Power Authority President Zeltmann Urges Public Systems to Save Energy
October 17, 2005
FOR IMMEDIATE RELEASE
ALBANY—New York Power Authority President and Chief Executive Officer Eugene W. Zeltmann has urged the state’s 51 municipal electric systems and rural cooperatives to mount aggressive energy-conservation efforts in response to “increases in electricity costs that could reach crisis proportions.”
“Never has saving electricity—and all forms of energy—been more critical,” Zeltmann said in an Oct.13 letter to mayors and utility officials in the municipal system and cooperative service territories.
Zeltmann noted that average electricity costs on New York State’s wholesale markets in September were more than double those of a year earlier and that costs for this year through the end of September were 45 percent higher than in the comparable period last year. He said continued tight supplies and high prices for natural gas and oil, two of New York’s principal power plant fuels, have made “soaring costs on the state’s power markets all but inevitable” for this winter.
He said that, thanks to Gov. George E. Pataki’s leadership, New York State is well positioned to address the problem, through energy efficiency and increased use of clean, renewable energy sources such as wind and solar power.
“These initiatives are essential not only to combat high costs,” Zeltmann said, “but also to help clean our air and reduce our dependence on foreign oil.”

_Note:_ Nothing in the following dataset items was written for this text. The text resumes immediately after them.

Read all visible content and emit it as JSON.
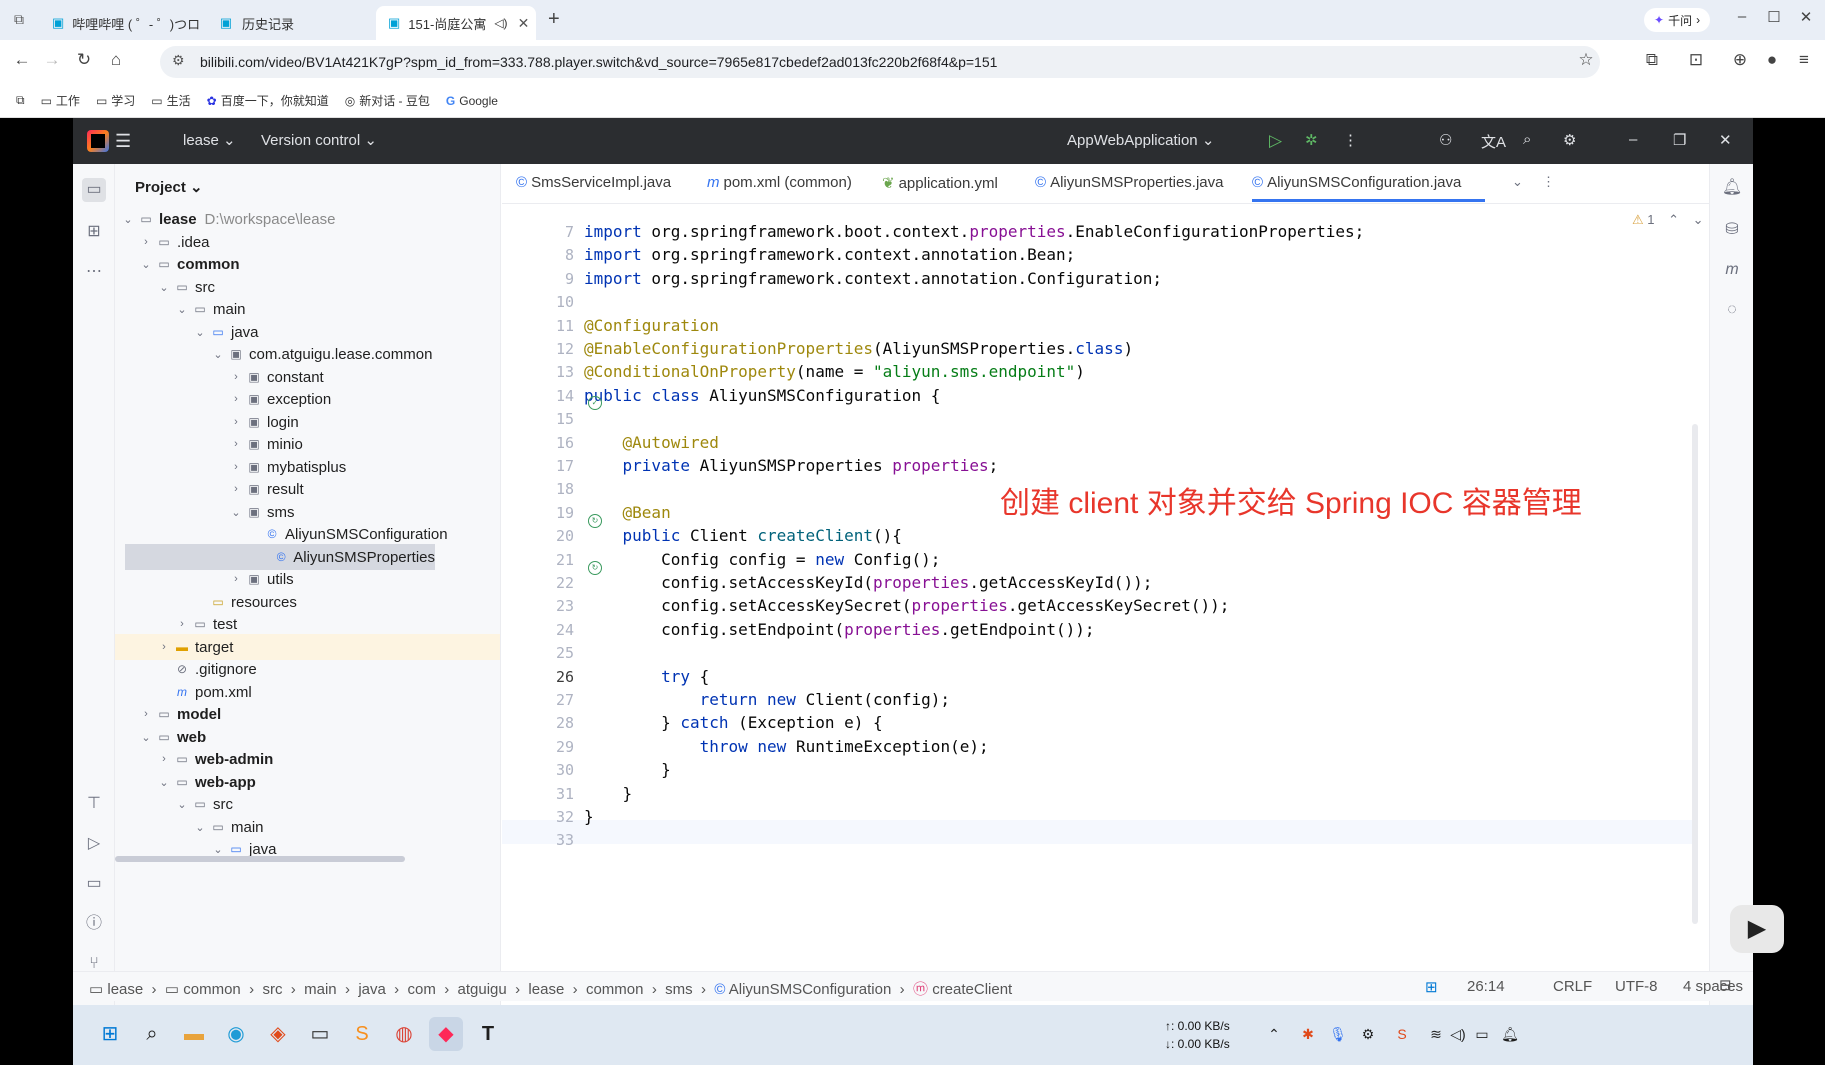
{
  "browser": {
    "tabs": [
      {
        "label": "哔哩哔哩 ( ゜- ゜)つロ",
        "active": false
      },
      {
        "label": "历史记录",
        "active": false
      },
      {
        "label": "151-尚庭公寓",
        "active": true
      }
    ],
    "ai_button": "千问",
    "url": "bilibili.com/video/BV1At421K7gP?spm_id_from=333.788.player.switch&vd_source=7965e817cbedef2ad013fc220b2f68f4&p=151",
    "bookmarks": [
      "工作",
      "学习",
      "生活",
      "百度一下，你就知道",
      "新对话 - 豆包",
      "Google"
    ]
  },
  "ide": {
    "project_name": "lease",
    "version_control": "Version control",
    "run_config": "AppWebApplication",
    "panel_title": "Project",
    "tree": [
      {
        "label": "lease",
        "extra": "D:\\workspace\\lease",
        "bold": true
      },
      {
        "label": ".idea"
      },
      {
        "label": "common",
        "bold": true
      },
      {
        "label": "src"
      },
      {
        "label": "main"
      },
      {
        "label": "java"
      },
      {
        "label": "com.atguigu.lease.common"
      },
      {
        "label": "constant"
      },
      {
        "label": "exception"
      },
      {
        "label": "login"
      },
      {
        "label": "minio"
      },
      {
        "label": "mybatisplus"
      },
      {
        "label": "result"
      },
      {
        "label": "sms"
      },
      {
        "label": "AliyunSMSConfiguration"
      },
      {
        "label": "AliyunSMSProperties"
      },
      {
        "label": "utils"
      },
      {
        "label": "resources"
      },
      {
        "label": "test"
      },
      {
        "label": "target"
      },
      {
        "label": ".gitignore"
      },
      {
        "label": "pom.xml"
      },
      {
        "label": "model",
        "bold": true
      },
      {
        "label": "web",
        "bold": true
      },
      {
        "label": "web-admin",
        "bold": true
      },
      {
        "label": "web-app",
        "bold": true
      },
      {
        "label": "src"
      },
      {
        "label": "main"
      },
      {
        "label": "java"
      }
    ],
    "editor_tabs": [
      "SmsServiceImpl.java",
      "pom.xml (common)",
      "application.yml",
      "AliyunSMSProperties.java",
      "AliyunSMSConfiguration.java"
    ],
    "inspection_count": "1",
    "line_numbers": [
      "7",
      "8",
      "9",
      "10",
      "11",
      "12",
      "13",
      "14",
      "15",
      "16",
      "17",
      "18",
      "19",
      "20",
      "21",
      "22",
      "23",
      "24",
      "25",
      "26",
      "27",
      "28",
      "29",
      "30",
      "31",
      "32",
      "33"
    ],
    "code_lines": [
      "import org.springframework.boot.context.properties.EnableConfigurationProperties;",
      "import org.springframework.context.annotation.Bean;",
      "import org.springframework.context.annotation.Configuration;",
      "",
      "@Configuration",
      "@EnableConfigurationProperties(AliyunSMSProperties.class)",
      "@ConditionalOnProperty(name = \"aliyun.sms.endpoint\")",
      "public class AliyunSMSConfiguration {",
      "",
      "    @Autowired",
      "    private AliyunSMSProperties properties;",
      "",
      "    @Bean",
      "    public Client createClient(){",
      "        Config config = new Config();",
      "        config.setAccessKeyId(properties.getAccessKeyId());",
      "        config.setAccessKeySecret(properties.getAccessKeySecret());",
      "        config.setEndpoint(properties.getEndpoint());",
      "",
      "        try {",
      "            return new Client(config);",
      "        } catch (Exception e) {",
      "            throw new RuntimeException(e);",
      "        }",
      "    }",
      "}",
      ""
    ],
    "annotation_text": "创建 client 对象并交给 Spring IOC 容器管理",
    "breadcrumb": [
      "lease",
      "common",
      "src",
      "main",
      "java",
      "com",
      "atguigu",
      "lease",
      "common",
      "sms",
      "AliyunSMSConfiguration",
      "createClient"
    ],
    "status": {
      "position": "26:14",
      "line_ending": "CRLF",
      "encoding": "UTF-8",
      "indent": "4 spaces"
    }
  },
  "taskbar": {
    "net_up": "↑: 0.00 KB/s",
    "net_down": "↓: 0.00 KB/s"
  },
  "colors": {
    "keyword": "#0033b3",
    "annotation": "#9e880d",
    "string": "#067d17",
    "field": "#871094",
    "method": "#00627a",
    "overlay_text": "#e8362b",
    "accent": "#3574f0"
  }
}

Heightened efforts to conserve electricity are particularly important for the municipal systems and cooperatives, Zeltmann said, since most of them experience their greatest demand for power in the cold-weather months, when many residents use electricity to heat their homes.
“The stakes are high and the warnings are clear,” he said. “A long winter lies ahead. It will tell a good deal about our ability to meet our energy challenges in a responsible manner that puts us on a solid footing for the future.”
All of the municipal systems and cooperatives receive low-cost Power Authority hydroelectric power, which is not affected by rising fuel prices. However, Zeltmann noted, the systems must purchase additional energy to meet needs beyond their hydroelectric allocations. The price of this energy on New York State markets is set by the cost of the most-expensive electricity required to meet overall needs.
“Those of you buying on the markets are therefore directly affected by the high prices of natural gas and oil,” Zeltmann said in his letter. “The incentive to make your hydropower go further by using it more efficiently could not be more evident.”
Zeltmann congratulated the 18 municipal systems that have been participating in an Independent Energy Efficiency Program and said the Power Authority is working with all the municipal systems and cooperatives on a major new initiative. He said information collected from 24 systems in the new program’s first phase shows “that we can achieve meaningful energy savings at reasonable cost.”
In addition to the formal programs, Zeltmann asked the municipal systems and cooperatives to “strongly encourage all of your customers to do all that they can as individuals to save electricity and to use it wisely—whether by turning out lights, adjusting thermostats or weatherizing their homes. Unfortunately, they must recognize that they are now subject to some of the same cost pressures that beset those who warm their homes with natural gas, heating oil or propane, rather than electricity.”